Augusta começa por resistir. A vontade de saber qual o conteúdo que a carta escondia era muita, mas concordava com as palavras sensatas de Charlotte e acaba por guardar o envelope numa gaveta, decidindo não o abrir.
— Um louco como o Picapau não pode vir trazer-nos nada de bom, vamos preservar a nossa família desta história que teima em cair da árvore.

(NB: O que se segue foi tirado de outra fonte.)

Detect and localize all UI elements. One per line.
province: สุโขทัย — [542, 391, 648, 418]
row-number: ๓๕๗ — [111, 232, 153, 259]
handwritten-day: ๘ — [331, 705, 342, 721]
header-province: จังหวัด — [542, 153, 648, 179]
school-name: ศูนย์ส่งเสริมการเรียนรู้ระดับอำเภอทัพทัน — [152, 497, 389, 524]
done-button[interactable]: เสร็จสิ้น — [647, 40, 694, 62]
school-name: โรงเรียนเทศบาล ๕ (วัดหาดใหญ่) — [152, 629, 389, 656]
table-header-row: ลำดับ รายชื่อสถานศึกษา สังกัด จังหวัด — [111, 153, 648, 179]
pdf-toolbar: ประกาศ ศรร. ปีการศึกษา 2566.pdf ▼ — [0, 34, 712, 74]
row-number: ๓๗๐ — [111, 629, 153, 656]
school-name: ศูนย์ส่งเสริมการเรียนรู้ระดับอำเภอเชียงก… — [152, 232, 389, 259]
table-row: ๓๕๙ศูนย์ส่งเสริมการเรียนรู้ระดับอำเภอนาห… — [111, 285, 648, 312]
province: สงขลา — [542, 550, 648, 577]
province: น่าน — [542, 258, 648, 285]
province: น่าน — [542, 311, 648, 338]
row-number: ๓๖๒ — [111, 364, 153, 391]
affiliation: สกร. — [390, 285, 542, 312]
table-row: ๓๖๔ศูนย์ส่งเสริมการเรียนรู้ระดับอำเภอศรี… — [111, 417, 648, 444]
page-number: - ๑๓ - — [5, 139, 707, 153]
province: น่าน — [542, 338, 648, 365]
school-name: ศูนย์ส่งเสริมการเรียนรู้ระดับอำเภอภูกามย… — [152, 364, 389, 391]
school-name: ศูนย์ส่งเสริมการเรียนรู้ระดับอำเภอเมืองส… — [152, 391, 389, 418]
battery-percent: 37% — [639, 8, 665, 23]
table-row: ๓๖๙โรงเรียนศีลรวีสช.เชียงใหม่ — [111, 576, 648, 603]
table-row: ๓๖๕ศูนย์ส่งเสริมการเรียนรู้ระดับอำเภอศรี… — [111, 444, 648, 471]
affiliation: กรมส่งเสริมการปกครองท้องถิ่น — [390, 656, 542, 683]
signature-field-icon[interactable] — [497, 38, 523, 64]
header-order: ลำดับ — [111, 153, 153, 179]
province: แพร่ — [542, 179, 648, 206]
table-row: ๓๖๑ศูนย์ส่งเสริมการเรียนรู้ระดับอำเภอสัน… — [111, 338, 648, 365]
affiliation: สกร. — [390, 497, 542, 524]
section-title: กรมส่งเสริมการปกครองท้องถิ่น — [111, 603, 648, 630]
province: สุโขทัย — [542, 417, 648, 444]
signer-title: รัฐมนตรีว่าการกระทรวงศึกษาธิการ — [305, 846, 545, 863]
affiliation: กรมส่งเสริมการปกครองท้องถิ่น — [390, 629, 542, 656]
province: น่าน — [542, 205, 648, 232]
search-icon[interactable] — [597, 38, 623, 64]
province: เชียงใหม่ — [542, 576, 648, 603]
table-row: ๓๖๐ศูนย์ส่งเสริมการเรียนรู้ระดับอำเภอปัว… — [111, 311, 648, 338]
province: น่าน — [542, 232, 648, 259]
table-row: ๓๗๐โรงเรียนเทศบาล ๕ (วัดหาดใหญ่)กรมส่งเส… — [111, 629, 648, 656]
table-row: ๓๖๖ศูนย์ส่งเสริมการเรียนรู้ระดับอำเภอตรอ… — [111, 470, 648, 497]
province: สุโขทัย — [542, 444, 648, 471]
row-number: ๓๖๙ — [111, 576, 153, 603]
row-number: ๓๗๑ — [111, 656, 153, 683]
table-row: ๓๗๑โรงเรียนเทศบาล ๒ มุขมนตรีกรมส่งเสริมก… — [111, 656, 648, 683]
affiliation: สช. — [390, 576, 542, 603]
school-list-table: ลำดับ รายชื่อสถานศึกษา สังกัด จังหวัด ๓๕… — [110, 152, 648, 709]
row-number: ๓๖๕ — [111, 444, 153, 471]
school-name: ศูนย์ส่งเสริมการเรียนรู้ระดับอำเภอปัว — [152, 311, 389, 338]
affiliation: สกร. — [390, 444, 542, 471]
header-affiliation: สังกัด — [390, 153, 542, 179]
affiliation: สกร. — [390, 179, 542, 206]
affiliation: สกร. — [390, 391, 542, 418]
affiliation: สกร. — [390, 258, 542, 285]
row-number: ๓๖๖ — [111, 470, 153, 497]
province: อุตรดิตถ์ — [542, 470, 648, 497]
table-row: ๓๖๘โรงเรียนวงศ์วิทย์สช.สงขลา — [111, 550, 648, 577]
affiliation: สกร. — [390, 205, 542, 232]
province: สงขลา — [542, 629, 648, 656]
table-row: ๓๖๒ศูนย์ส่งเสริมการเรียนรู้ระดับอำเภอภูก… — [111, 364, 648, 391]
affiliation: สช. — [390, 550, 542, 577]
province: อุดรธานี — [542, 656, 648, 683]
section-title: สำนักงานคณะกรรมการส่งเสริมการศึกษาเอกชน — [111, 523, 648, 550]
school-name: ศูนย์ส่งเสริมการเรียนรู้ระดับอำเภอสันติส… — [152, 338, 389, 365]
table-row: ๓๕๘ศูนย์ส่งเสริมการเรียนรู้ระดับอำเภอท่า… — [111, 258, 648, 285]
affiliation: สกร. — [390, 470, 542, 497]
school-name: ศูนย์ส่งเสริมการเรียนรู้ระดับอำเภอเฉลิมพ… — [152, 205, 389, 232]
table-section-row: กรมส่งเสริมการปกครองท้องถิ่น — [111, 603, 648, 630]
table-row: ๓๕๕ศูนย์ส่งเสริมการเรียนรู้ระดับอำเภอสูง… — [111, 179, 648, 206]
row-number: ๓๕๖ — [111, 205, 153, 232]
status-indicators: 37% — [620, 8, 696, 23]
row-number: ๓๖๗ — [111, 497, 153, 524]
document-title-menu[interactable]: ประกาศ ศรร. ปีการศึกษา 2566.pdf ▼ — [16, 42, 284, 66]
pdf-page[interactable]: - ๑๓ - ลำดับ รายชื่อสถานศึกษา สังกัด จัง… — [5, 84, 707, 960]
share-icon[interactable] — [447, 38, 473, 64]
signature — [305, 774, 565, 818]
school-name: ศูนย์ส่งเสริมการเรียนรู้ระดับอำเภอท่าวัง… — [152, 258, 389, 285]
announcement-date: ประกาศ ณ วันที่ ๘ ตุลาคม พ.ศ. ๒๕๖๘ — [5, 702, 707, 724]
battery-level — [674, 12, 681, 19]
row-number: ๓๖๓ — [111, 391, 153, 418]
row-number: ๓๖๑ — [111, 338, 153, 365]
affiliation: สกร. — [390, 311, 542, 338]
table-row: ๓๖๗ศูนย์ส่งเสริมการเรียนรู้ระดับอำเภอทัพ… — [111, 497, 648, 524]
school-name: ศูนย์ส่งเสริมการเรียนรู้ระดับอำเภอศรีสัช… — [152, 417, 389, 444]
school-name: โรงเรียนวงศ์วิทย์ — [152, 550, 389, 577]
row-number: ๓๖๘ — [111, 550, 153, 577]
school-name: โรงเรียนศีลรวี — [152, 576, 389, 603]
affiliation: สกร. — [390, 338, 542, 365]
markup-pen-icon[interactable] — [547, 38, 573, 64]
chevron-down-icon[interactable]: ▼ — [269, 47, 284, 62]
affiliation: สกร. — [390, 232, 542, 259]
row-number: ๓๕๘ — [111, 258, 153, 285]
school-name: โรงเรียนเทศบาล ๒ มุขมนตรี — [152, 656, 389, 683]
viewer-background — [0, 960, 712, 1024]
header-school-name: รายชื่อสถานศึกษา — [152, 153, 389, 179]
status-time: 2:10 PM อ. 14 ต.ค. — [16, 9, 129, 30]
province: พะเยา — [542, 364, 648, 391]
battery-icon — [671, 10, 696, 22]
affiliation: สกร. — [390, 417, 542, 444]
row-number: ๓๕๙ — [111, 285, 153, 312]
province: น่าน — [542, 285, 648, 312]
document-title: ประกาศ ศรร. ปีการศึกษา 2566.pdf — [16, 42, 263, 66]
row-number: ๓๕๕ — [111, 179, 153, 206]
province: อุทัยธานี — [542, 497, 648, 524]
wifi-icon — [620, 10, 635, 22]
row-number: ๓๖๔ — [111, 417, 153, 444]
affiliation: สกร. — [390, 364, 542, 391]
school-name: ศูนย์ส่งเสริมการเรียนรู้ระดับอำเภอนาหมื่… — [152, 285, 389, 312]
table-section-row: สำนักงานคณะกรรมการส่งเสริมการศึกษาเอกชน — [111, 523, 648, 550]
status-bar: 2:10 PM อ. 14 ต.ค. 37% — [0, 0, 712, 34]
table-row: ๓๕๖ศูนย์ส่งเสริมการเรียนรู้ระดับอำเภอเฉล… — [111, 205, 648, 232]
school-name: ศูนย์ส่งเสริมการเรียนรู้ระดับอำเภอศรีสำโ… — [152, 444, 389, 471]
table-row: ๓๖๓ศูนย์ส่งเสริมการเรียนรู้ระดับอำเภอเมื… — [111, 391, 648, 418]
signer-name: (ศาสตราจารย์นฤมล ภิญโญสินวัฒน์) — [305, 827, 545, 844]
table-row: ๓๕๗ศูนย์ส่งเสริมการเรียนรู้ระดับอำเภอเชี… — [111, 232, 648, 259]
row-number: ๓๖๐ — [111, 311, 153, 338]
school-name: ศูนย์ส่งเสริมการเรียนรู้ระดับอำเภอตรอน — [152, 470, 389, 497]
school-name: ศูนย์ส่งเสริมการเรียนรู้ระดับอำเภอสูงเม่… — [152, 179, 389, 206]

A AUTORA: Rita Blanco Clemente
Um parêntesis para sonhar e ficar perto de uma personagem de um filme de Kieślowski, com uma sala grande e um colchão no chão, rodeada de livros, música e cultura. E seria professora de Filosofia algures por aí. Começou por querer ser coreógrafa itinerante, pois tudo era dança na adolescência que viveu no Conservatório de Lisboa e que a levou a viajar sozinha muito nova. Mas depois foram os textos filosóficos e a crítica que mais a fascinaram. Hoje, se sonhasse, seria uma cronista dos seus horizontes — não fosse o horizonte, como diz Victor Hugo, o sublinhar do infinito —, uma eterna deleitada pela arte, sempre debruçada naquela primeira sala de ensaio do Teatro D. Maria, em Lisboa, onde assistiu a uma representação desse vulto que foi Mário Viegas. E também não seria ninguém sem a música e esse alimento do espírito que nos dão as pinturas de Vermeer, Rembrandt, Munch e tantos outros. Foi numa livraria que trabalhou e partilhou a paixão pelos livros e foi como redactora que fez parte do departamento de comunicação de uma autarquia. Mas, na verdade, entraria de carro à noite num filme de Duras, Tarkovsky, Wim Wenders, Godard ou Varda e finalmente sonharia com a sua personagem de algodão sóbrio, os livros e as palavras, a procura de justiça e o cheiro da noite, dos astros connosco. Seria um nonsense vivido como em Nanni Moretti ou Pedro Almodóvar, quando sonha.